Como exemplo cita uma obra de uma ponte que tem uma dotação de um milhão, mas que acaba por custar apenas 900 mil, e que com este artigo passa a permitir ao Governo “usar o restante para reforçar outra dotação que talvez precise de mais verba para ser executada”.

A dificuldade em realocar dotações tem-se evidenciado regularmente em Timor-Leste especialmente em momentos de crise, como a da da pandemia de covid-19, que obrigou o Governo a realocar despesas, sendo para isso necessário um orçamento retificativo.

A oposição, por outro lado, e pelo menos uma organização não-governamental que analisou o orçamento, a La’o Hamutuk, apontam, porém, haver ainda problemas na orçamentação por programas.

“Todos os governos nacionais têm tido problemas com as taxas de execução do OGE porque as regras existentes são muito pouco flexíveis. Se não mudarmos as regras, tendo em conta o que é feito noutros países, nunca iremos conseguir resolver esse problema”, sustenta Rui Gomes.

Outra questão que causou polémica nos documentos orçamentais é a referência a uma decisão da petrolífera nacional, a Timor Gap, de depreciar a sua participação no projeto Greater Sunrise, de 673 milhões de dólares (594 milhões de euros) para zero, no final de 2020.

A questão suscitou várias perguntas de deputados tanto das bancadas do Governo como da oposição, durante os debates e audições públicas realizados esta semana.

Apesar de a operação ser já atribuída a uma decisão de 2020 da Timor Gap, o fundamento da decisão não foi tornado público pela petrolífera, que ainda não apresentou o relatório anual do ano passado.

Os livros orçamentais referentes a 2022, agora no parlamento, citam como fonte da informação as “demonstrações financeiras auditadas” da petrolífera referentes ao ano fiscal de 2020, “fornecidas ao Gabinete de Política e Gestão do Fundo Petrolífero (GPGFP) em 29 de setembro de 2021”.

Naqueles livros, o Governo explica que, segundo as notas nessas demonstrações financeiras consolidadas, “a perda por imparidade foi desencadeada pela incerteza sobre o regime fiscal e regulamentar do Regime Especial do Greater Sunrise”.

A decisão foi também condicionada pela “incerteza sobre o conceito de desenvolvimento dos parceiros da ‘joint venture’, revisões das previsões de preços de petróleo e gás de médio e longo prazo e os efeitos esperados do ambiente macroeconómico, da pandemia da covid-19 e dos fundamentos de oferta e procura do mercado de energia”, indica.

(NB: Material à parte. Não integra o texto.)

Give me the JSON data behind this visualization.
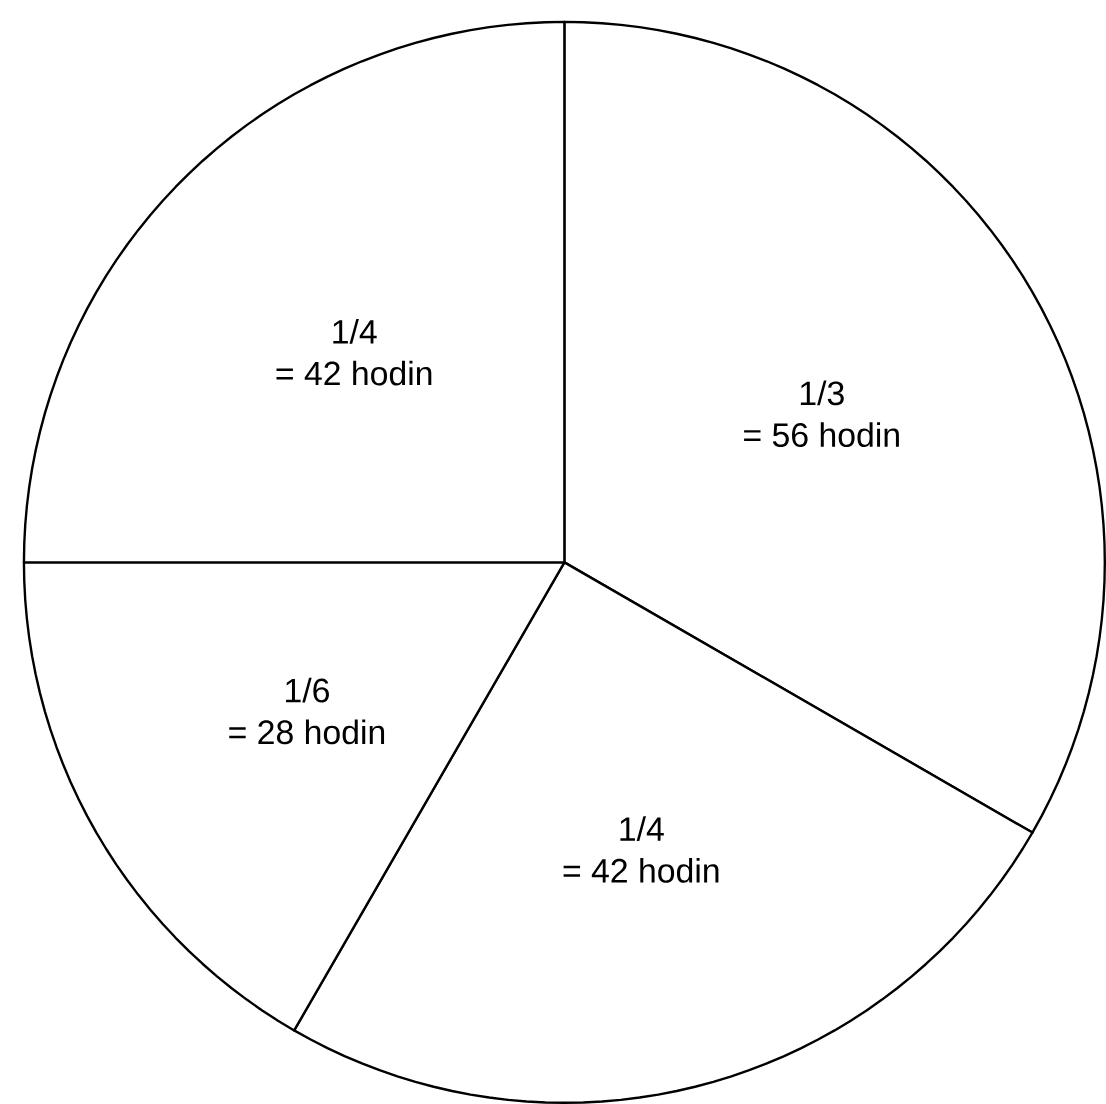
{
  "chart_data": {
    "type": "pie",
    "categories": [
      "1/3",
      "1/4",
      "1/6",
      "1/4"
    ],
    "values": [
      56,
      42,
      28,
      42
    ],
    "value_labels": [
      "= 56 hodin",
      "= 42 hodin",
      "= 28 hodin",
      "= 42 hodin"
    ],
    "colors": [
      "#ffffff",
      "#ffffff",
      "#ffffff",
      "#ffffff"
    ]
  }
}
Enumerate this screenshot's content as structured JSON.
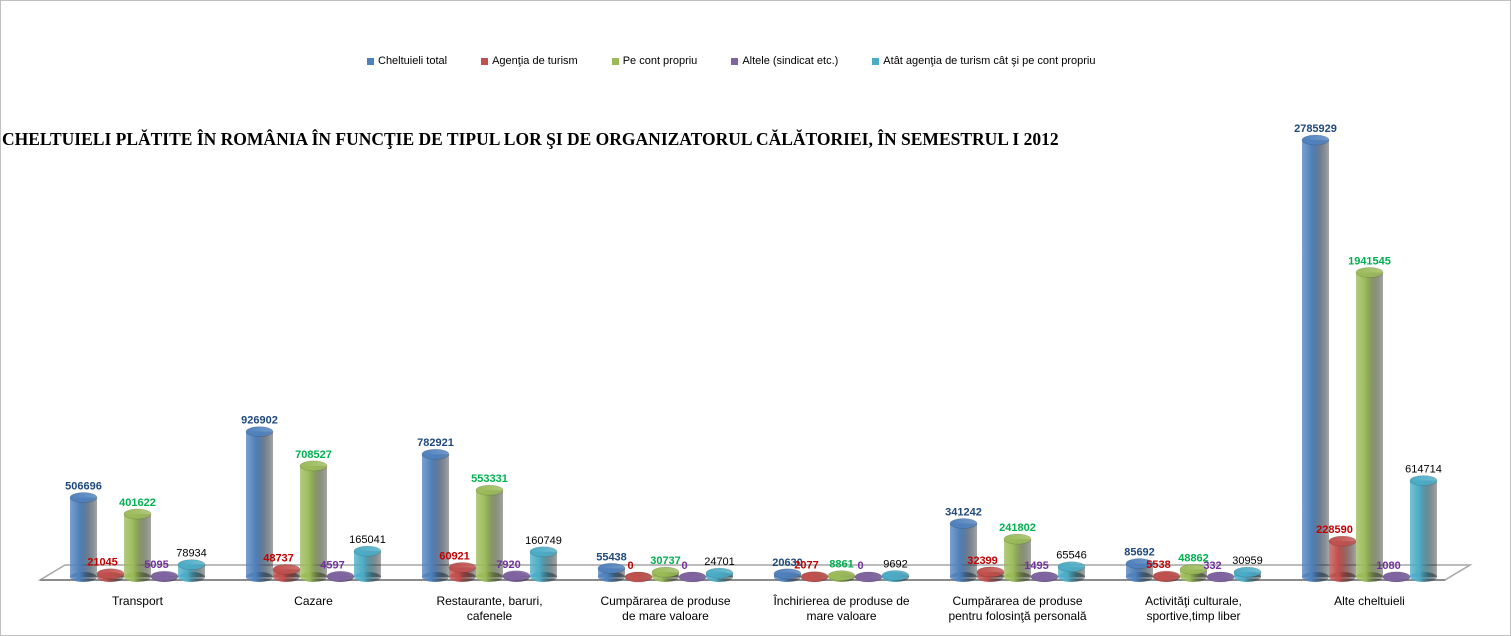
{
  "chart_data": {
    "type": "bar",
    "style": "3d-cylinder",
    "title": "CHELTUIELI PLĂTITE ÎN ROMÂNIA ÎN FUNCŢIE DE TIPUL LOR ŞI DE ORGANIZATORUL CĂLĂTORIEI, ÎN SEMESTRUL I 2012",
    "legend_position": "top",
    "grid": false,
    "categories": [
      [
        "Transport"
      ],
      [
        "Cazare"
      ],
      [
        "Restaurante, baruri,",
        "cafenele"
      ],
      [
        "Cumpărarea de produse",
        "de mare valoare"
      ],
      [
        "Închirierea de produse de",
        "mare valoare"
      ],
      [
        "Cumpărarea de produse",
        "pentru folosinţă personală"
      ],
      [
        "Activităţi culturale,",
        "sportive,timp liber"
      ],
      [
        "Alte cheltuieli"
      ]
    ],
    "ylim": [
      0,
      2800000
    ],
    "series": [
      {
        "name": "Cheltuieli total",
        "color": "#4f81bd",
        "label_color": "#1f497d",
        "values": [
          506696,
          926902,
          782921,
          55438,
          20630,
          341242,
          85692,
          2785929
        ]
      },
      {
        "name": "Agenţia de turism",
        "color": "#c0504d",
        "label_color": "#c00000",
        "values": [
          21045,
          48737,
          60921,
          0,
          2077,
          32399,
          5538,
          228590
        ]
      },
      {
        "name": "Pe cont propriu",
        "color": "#9bbb59",
        "label_color": "#00b050",
        "values": [
          401622,
          708527,
          553331,
          30737,
          8861,
          241802,
          48862,
          1941545
        ]
      },
      {
        "name": "Altele (sindicat etc.)",
        "color": "#8064a2",
        "label_color": "#7030a0",
        "values": [
          5095,
          4597,
          7920,
          0,
          0,
          1495,
          332,
          1080
        ]
      },
      {
        "name": "Atât agenţia de turism cât şi pe cont propriu",
        "color": "#4bacc6",
        "label_color": "#000000",
        "values": [
          78934,
          165041,
          160749,
          24701,
          9692,
          65546,
          30959,
          614714
        ]
      }
    ]
  }
}
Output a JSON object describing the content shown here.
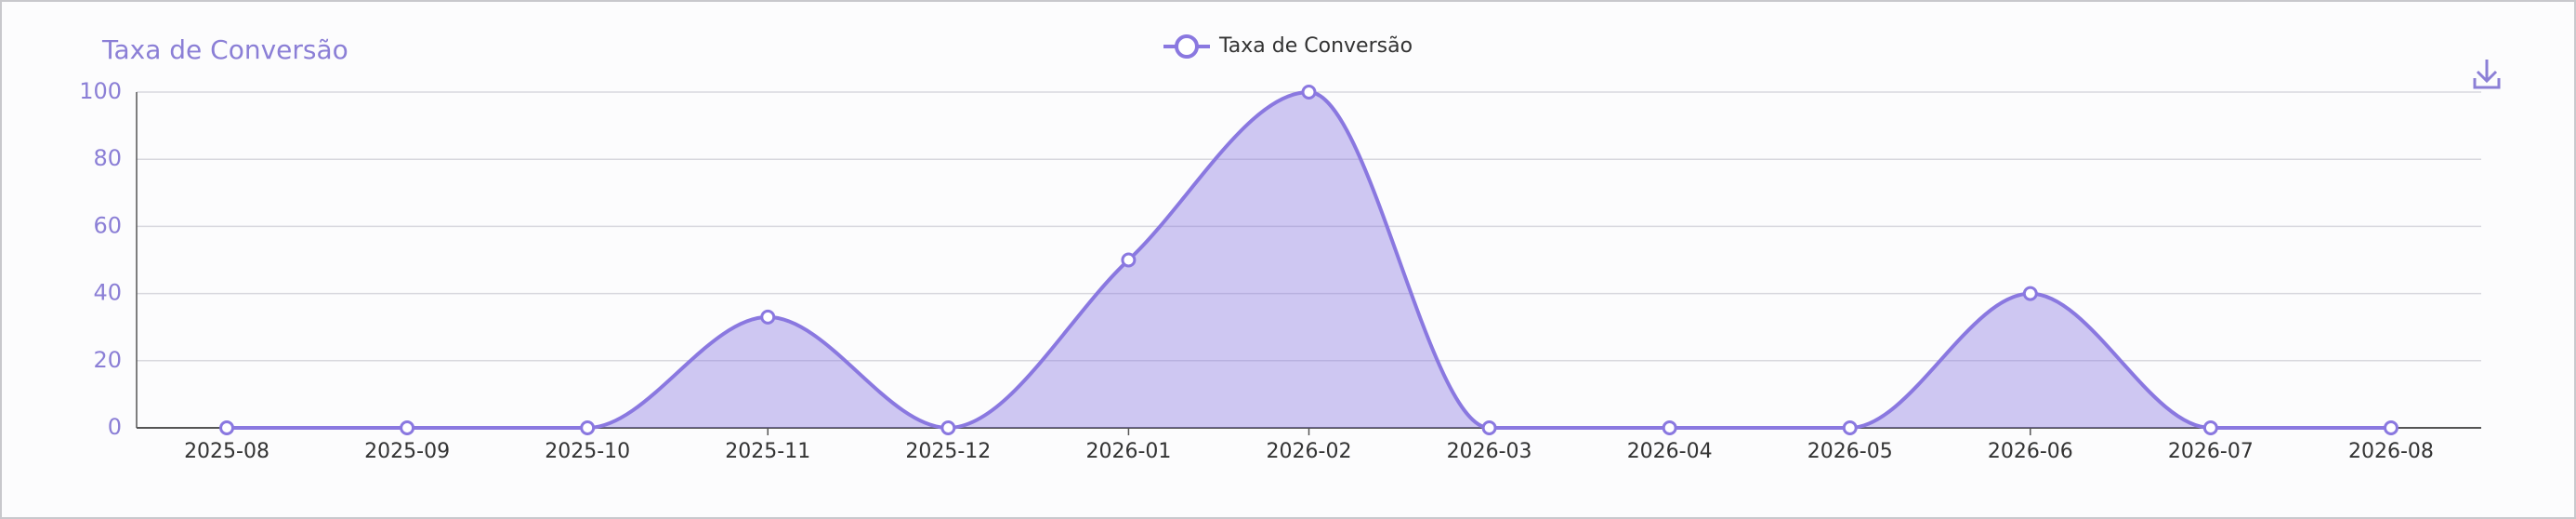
{
  "chart_data": {
    "type": "area",
    "title": "Taxa de Conversão",
    "categories": [
      "2025-08",
      "2025-09",
      "2025-10",
      "2025-11",
      "2025-12",
      "2026-01",
      "2026-02",
      "2026-03",
      "2026-04",
      "2026-05",
      "2026-06",
      "2026-07",
      "2026-08"
    ],
    "series": [
      {
        "name": "Taxa de Conversão",
        "color": "#8a78e0",
        "values": [
          0,
          0,
          0,
          33,
          0,
          50,
          100,
          0,
          0,
          0,
          40,
          0,
          0
        ]
      }
    ],
    "ylim": [
      0,
      100
    ],
    "yticks": [
      0,
      20,
      40,
      60,
      80,
      100
    ],
    "grid": true,
    "legend": "top"
  }
}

Questionado sobre o impacto da decisão nas contas do Estado, Rui Gomes recorda que a depreciação não foi decisão do Governo.

“Foi uma decisão dos auditores da Timor Gap que consideraram que existiam incertezas sobre a rentabilização do projeto Greater Sunrise. Tendo em conta que nas contas da Timor Gap o ativo foi depreciado, os auditores do Fundo Petrolífero foram também obrigados a depreciar o valor do empréstimo do Fundo à Timor Gap para não existir uma contradição entre os relatórios”, explica.

“Isto não significa que o rendimento não se venha a realizar, significa que existe alguma incerteza à volta do projeto Greater Sunrise, pelo que contabilisticamente os auditores consideraram que não havia garantias suficientes para manter a avaliação do ativo”, disse.

Rui Gomes sublinha que, para o Governo, o impacto da decisão dos auditores “foi negativa, pois levou a uma redução do Rendimento Sustentável Estimado do Fundo”, obrigando os auditores a fazer vários ajustes nos relatórios, atrasando a sua apresentação.

Finalmente, Rui Gomes comentou ainda a proposta de criação de um Fundo para o novo município de Ataúro, que nasce oficialmente a 01 de janeiro.

“Com a criação do Município de Ataúro não faz mais sentido que o investimento no município seja feito por um fundo que é gerido pelos órgãos da RAEOA [Região Administrativa Especial de OeCusse Ambeno] sem qualquer intervenção dos órgãos municipais de Ataúro. Por isso era preciso criar um fundo separado para Ataúro que vai financiar os investimentos neste território. Isto vai garantir mais transparência e responsabilidade”, disse.

O debate e votação na generalidade da proposta do OGE deverá decorrer no início de dezembro.